Note that the issue here (as you may know) is that for a polymorphic or uncertain state, symbol is an xs:string, while usually it is defined as a positive integer (StandardToken), see http://nexml.org/doc/schema-1/characters/standard/#StandardUncertainStateSet vs http://nexml.org/doc/schema-1/characters/standard/#StandardToken .

So get_characters will still return this as missing, even though the S4 class will no longer coerce it to an NA:

> nex <- nexml_read("Testmatrix.xml") 
> RNeXML::get_characters_list(nex)
$`f6794331-d603-4574-9a66-3788daaa8095`
                         pectoral fin pectoral fin skeleton
Synbranchidae                    <NA>                  <NA>
Synbranchus marmoratus              0                     0
Ophisternon aenigmaticum            0                     0
Ophisternon bengalense              0                     0
Monopterus albus                    0                     0
Monopterus cuchia                   0                     0
Monopterus boueti                   0                     0
Ophisternon infernale               0                     0
Ophisternon afrum                   0                     0
Ophisternon candidum                0                     0
Synbranchus madeirae                0                     0
Synbranchus lampreia                0                     0

> nex@characters[[1]]@format@states[[1]]@polymorphic_state_set[[1]]@symbol
   symbol 
"0 and 1" 

. Perhaps get_characters should use character class instead of an integer class for states? (Factors might be closer to the intended concept, internally they are also positive integers but can look like characters, which is responsible for many errors and much cursing about stingsAsFactors=)

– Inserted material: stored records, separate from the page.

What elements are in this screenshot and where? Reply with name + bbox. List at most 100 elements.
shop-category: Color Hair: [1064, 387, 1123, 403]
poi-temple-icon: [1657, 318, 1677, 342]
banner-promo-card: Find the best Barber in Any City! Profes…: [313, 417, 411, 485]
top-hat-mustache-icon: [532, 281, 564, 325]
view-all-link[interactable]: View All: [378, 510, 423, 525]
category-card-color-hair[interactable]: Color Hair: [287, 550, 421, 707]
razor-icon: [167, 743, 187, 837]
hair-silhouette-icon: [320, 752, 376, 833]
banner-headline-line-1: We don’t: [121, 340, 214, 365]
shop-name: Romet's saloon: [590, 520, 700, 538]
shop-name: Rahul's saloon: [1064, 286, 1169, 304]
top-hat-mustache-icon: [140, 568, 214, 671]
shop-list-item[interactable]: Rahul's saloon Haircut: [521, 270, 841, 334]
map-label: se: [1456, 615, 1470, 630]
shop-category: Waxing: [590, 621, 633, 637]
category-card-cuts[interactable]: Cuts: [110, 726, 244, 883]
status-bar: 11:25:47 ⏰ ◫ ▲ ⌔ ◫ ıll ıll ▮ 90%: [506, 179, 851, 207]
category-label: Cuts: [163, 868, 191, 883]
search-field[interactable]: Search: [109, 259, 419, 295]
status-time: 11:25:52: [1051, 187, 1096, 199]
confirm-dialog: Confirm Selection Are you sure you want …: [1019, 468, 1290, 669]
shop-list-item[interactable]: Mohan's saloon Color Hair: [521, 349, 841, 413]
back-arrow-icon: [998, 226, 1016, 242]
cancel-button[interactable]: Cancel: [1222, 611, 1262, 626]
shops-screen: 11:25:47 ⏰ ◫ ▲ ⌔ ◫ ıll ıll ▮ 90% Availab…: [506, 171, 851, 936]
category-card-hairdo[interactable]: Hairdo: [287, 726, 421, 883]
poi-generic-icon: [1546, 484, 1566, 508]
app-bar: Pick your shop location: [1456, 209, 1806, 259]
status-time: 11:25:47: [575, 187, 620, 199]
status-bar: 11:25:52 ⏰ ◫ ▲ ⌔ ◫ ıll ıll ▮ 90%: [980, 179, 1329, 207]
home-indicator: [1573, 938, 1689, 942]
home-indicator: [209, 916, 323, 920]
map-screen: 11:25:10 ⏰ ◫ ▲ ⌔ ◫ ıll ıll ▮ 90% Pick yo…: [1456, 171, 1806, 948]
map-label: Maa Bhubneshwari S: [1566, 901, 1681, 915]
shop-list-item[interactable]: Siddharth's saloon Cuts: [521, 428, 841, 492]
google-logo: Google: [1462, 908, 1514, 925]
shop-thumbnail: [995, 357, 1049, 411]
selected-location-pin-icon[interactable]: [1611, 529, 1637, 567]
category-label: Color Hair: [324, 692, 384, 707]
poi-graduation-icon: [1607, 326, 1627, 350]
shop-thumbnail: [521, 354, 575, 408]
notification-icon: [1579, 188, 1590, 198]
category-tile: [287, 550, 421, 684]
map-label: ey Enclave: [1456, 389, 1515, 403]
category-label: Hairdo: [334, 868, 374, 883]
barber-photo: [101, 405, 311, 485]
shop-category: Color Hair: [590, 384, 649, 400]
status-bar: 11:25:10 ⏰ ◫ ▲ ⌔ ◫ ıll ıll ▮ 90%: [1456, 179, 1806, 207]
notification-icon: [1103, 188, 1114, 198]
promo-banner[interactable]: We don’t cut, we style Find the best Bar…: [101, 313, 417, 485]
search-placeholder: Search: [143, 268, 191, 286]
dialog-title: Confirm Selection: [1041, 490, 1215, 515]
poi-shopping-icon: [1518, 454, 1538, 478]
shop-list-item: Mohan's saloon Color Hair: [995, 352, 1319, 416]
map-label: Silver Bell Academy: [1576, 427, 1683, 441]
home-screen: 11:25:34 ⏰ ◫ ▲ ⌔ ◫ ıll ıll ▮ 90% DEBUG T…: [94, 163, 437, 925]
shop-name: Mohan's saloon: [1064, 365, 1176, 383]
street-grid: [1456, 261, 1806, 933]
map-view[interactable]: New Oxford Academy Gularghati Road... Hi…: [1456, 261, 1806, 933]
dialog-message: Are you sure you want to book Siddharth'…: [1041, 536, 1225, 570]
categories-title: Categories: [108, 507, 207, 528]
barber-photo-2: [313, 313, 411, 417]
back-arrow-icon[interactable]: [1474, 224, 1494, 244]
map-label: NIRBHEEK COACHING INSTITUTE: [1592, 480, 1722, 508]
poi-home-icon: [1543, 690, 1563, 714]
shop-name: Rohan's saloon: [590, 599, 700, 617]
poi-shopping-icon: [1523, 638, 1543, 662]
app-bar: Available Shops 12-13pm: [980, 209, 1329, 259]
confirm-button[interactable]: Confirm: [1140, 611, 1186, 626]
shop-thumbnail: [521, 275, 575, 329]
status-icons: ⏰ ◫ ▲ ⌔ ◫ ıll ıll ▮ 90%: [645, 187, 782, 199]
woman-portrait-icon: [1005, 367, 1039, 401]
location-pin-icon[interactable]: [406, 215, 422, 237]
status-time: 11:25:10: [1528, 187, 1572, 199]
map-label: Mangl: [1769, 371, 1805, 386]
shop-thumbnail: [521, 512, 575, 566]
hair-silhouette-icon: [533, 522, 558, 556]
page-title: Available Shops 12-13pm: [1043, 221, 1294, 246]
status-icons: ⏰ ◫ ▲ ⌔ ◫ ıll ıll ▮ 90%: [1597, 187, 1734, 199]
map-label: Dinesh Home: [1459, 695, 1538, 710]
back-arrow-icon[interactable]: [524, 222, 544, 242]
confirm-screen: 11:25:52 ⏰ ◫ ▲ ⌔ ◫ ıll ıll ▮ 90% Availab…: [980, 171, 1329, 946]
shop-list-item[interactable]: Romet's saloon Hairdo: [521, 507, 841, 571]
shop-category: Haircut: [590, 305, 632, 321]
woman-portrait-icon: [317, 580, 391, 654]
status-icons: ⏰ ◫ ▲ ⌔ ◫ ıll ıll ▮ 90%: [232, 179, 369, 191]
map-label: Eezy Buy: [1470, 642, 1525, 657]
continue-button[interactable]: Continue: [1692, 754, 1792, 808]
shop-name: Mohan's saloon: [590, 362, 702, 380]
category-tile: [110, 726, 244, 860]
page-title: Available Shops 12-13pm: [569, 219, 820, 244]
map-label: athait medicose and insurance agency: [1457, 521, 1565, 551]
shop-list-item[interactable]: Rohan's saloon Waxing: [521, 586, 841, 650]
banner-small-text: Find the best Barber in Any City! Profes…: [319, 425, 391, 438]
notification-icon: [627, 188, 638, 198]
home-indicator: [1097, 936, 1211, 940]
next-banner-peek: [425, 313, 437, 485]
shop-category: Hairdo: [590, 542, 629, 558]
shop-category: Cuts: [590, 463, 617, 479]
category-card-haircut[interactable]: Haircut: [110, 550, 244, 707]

Leaving things as they are in the patch with get_characters trying to make things integers is perhaps closer to the expected behavior defined by the schema though. I'm open to suggestions here.

rvosa commented 7 years ago

States were made integers only to make it all work within the confines of XML schema language in such a way that compact, "standard", character state sequences (space-separated strings) could be validated. There is certainly no conceptual reason why categorical states should have integer semantics; factors make more sense under nearly all circumstances (unless you think ordered states under maximum parsimony are integers).

As an aside, I would not use the string "0 and 1" as a state symbol, because a stupid converter might simply insert that in a character state sequence (say, in a nexus file) and thereby invalidate it. I would just use "2", given that the element structure already explains that this maps onto "{0,1}".

cboettig commented 7 years ago

Thanks @rvosa , that makes perfect sense.

cboettig commented 5 years ago

looks like this is resolved. @hlapp I'm noting @rvosa's comment above though as relevant to the discussion in #172,

As an aside, I would not use the string "0 and 1" as a state symbol, because a stupid converter might simply insert that in a character state sequence (say, in a nexus file) and thereby invalidate it. I would just use "2", given that the element structure already explains that this maps onto "{0,1}".

hlapp commented 5 years ago

See also thread in phenoscape/scate#8. In a nutshell, using 2 (or, more generally, the digit that's incremented by 1 from the maximum standard state symbol in the character) would be valid according to the schema, maintain readability by tools when converted to less expressive formats such as NEXUS, but carries the danger that the user simply passes the file into a downstream comparative analysis program, which would likely assume that states 0 and 2 are as distinct from each other as states 0 and 1, which could easily lead to spurious results (i.e., producing some false positive).

This compares to using a symbol that either throws up an error when parsed (forcing the user to pay attention and make a decision about how to deal with the problem), or a symbol that by default will be treated by most programs as missing (or uncertain) data. The latter may result in false negatives downstream due to potential loss of signal in the data, but arguably that's better than giving users rope to hang themselves with.